How much of our total demand generation budget should we spend on generating net new leads, and how much should we spend on converting the leads we have?

demand generation budgetThe fact that B2B marketers are even asking this question shows how far demand generation thinking has progressed. No longer does demand generation rely in total on the acquisition of net new prospects; companies now realize that the most efficient way to acquire warm leads, leads that can ultimately become opportunities and then deals, is to cultivate the cold leads that already exist in their database.

Let’s repeat that for emphasis: it’s cheaper to generate warm leads through lead nurturing (converting the leads you have) than it is to go and acquire those same leads from scratch.

Even the most sophisticated lead nurturing program, however, depends on a stream of new leads entering the top of the sales funnel. Without new leads, the database would ultimately go stale and opportunities would be harder and harder to come by. What then is the ideal mix between net new lead generation and the cultivation of existing leads? Let’s consider a couple of scenarios:

Company A is a 5-year old software company marketing a solution to a very finite market – large financial institutions. Through demand generation and list acquisition, the company has built a database that comprises 90 percent of the key decision-makers and influencers within these target accounts. Can a firm like this rely 100% on lead nurturing? In short: no. One, because they need to be able to reach the other 10% of their target market if and when those people have a need, but also because no lead nurturing program is perfect, and so they can’t depend with certainty on any known lead to automatically contact the company simply because he or she has been receiving emails for the last two years. A good budget mix in this situation might be 80% lead nurturing, 20% lead generation.

(Quick anecdote: one of the largest deals our firm closed in the last two years was with an individual I’ve known for years, was in our database, and subscribed to our blog. What precipitated the conversation that lead to the sale? Her response to a Google ad.)

Company B is a start-up with little market awareness and no database, and is just starting to build out its sales team. Their decision is more obvious – they need to dedicate most of their investment to pure lead generation in order to build a database of a size sufficient to ultimately support the sales team. In this scenario, a practical budget mix might be 80% lead generation, 20% lead nurturing, the opposite of Company A.

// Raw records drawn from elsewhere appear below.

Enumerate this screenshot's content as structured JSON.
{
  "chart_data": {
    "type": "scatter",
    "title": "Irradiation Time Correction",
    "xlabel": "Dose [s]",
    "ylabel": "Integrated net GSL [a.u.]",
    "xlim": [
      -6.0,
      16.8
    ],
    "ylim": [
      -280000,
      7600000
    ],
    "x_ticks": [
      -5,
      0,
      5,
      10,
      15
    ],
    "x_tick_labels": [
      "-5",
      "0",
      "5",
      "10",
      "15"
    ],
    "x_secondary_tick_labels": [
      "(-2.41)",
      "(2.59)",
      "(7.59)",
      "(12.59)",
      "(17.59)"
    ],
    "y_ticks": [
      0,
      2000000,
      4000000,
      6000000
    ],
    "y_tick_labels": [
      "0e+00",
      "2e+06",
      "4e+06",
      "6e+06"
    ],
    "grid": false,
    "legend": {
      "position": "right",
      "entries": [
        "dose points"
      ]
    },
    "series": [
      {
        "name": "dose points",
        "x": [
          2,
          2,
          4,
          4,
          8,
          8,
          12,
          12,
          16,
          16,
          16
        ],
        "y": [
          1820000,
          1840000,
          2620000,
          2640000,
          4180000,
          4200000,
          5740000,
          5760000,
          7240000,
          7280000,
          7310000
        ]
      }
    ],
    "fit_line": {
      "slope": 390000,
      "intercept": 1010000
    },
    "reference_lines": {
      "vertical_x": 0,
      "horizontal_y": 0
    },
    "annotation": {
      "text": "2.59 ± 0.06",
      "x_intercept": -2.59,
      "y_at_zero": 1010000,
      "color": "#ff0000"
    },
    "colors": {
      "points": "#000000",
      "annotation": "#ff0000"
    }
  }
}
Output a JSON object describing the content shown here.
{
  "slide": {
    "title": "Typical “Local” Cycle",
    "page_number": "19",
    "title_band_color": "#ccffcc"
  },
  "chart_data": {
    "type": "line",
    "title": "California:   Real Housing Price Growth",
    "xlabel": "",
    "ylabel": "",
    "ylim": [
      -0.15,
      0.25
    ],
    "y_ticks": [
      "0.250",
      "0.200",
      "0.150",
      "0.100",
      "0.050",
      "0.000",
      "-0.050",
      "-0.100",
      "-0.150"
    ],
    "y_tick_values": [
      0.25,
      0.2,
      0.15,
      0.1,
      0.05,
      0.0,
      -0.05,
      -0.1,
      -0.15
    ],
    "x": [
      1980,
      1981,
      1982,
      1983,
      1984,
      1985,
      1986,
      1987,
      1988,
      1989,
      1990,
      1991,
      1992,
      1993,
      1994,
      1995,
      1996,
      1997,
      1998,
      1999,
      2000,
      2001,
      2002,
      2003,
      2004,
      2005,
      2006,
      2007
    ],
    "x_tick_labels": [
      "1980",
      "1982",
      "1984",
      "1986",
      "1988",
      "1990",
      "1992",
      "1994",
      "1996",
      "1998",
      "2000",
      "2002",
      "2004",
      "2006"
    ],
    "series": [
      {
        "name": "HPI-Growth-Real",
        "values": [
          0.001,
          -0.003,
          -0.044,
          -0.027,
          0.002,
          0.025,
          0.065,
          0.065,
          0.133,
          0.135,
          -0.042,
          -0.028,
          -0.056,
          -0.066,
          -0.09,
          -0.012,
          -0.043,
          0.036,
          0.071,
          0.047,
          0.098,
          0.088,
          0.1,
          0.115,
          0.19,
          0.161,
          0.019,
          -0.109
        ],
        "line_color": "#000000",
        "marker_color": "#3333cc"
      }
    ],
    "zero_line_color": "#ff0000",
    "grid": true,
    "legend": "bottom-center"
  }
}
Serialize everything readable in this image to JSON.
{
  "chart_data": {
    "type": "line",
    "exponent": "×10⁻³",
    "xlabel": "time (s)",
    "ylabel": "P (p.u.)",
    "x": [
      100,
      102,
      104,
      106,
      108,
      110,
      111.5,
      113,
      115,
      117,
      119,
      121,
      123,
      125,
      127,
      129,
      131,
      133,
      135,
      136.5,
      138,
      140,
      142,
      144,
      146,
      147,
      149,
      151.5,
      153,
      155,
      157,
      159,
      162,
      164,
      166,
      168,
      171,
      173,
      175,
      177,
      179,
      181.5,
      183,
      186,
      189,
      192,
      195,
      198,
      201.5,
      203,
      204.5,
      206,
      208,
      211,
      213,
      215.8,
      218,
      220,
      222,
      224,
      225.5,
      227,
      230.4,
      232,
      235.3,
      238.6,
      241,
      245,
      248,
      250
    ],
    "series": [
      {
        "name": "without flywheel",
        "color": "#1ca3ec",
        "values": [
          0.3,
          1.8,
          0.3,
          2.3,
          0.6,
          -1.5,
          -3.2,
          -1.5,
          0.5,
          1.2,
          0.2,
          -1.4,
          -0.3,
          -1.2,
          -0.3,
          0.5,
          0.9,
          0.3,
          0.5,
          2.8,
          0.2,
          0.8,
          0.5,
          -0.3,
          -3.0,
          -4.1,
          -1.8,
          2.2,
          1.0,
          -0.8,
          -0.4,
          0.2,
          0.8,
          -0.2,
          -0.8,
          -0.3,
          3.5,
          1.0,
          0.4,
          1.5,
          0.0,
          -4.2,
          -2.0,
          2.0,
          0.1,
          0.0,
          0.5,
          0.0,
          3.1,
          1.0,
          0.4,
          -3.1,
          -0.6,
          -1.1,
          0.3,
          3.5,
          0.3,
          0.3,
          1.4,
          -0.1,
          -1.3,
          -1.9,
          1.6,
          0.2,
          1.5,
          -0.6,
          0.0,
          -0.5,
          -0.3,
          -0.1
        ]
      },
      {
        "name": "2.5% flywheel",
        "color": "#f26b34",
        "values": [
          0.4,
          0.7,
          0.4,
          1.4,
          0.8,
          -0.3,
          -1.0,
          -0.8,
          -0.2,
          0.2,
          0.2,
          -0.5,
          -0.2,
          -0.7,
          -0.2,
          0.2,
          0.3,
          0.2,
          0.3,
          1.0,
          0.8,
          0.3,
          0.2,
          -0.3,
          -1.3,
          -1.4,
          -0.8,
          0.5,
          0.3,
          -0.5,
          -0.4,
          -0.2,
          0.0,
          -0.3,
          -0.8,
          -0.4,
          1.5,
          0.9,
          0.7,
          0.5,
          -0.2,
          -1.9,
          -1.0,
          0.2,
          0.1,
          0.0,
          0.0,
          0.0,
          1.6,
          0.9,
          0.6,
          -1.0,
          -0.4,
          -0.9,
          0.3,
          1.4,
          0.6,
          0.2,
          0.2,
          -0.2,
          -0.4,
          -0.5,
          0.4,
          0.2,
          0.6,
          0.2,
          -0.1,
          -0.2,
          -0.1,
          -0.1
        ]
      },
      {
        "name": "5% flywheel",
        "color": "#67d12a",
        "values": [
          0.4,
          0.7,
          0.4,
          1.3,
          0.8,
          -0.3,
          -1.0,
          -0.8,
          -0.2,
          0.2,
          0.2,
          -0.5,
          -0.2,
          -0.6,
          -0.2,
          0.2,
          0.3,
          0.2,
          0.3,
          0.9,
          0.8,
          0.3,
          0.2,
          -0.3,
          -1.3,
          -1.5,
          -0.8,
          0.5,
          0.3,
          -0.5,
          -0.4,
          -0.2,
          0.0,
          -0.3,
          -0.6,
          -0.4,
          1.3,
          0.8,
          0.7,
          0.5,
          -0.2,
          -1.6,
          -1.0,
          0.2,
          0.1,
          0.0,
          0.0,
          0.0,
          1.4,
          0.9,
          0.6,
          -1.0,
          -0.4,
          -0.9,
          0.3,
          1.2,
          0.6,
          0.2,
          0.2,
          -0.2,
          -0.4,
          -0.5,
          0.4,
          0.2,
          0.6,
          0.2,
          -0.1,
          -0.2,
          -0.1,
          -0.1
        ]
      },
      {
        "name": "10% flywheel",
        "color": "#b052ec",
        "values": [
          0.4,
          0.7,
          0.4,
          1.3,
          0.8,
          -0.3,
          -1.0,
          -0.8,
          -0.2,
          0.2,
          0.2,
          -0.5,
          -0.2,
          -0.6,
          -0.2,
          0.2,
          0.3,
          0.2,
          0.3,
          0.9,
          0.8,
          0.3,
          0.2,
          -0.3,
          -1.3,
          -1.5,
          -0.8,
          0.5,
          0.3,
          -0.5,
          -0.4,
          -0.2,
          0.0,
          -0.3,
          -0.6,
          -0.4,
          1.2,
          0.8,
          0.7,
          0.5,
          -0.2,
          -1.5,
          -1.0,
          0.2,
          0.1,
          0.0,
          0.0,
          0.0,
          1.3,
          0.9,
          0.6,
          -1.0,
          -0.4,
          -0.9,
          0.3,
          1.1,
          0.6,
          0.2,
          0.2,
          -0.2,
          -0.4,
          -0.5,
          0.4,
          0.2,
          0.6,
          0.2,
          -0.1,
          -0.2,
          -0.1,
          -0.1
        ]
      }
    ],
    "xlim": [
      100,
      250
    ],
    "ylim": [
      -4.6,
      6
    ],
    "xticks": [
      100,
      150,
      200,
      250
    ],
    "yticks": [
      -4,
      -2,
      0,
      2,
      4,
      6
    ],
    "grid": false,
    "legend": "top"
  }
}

But what if your company, like most, is somewhere in the middle? What if you have a reasonably sized database but not one large enough to sustain the pipeline without constant feeding? Though every situation is different, I’ll take a stand here and say that a healthy balance for most companies is a demand generation spend that comprises 60% lead nurturing and 40% lead generation.

I also recognize that most B2B marketers reading this will likely say their ratio is more like Company B: 80% lead gen, 20% nurturing. But that’s because most B2B lead nurturing programs are basic in the extreme, and aren’t contributing to the pipeline at anywhere near the level they could. A demand generation plan that relies 80 percent on generating net new leads is a very expensive way to meet revenue goals. Companies with robust, sophisticated lead nurturing programs, programs tailored to persona, industry, and buyer behavior, stand to drive opportunities and deals at a much lower cost.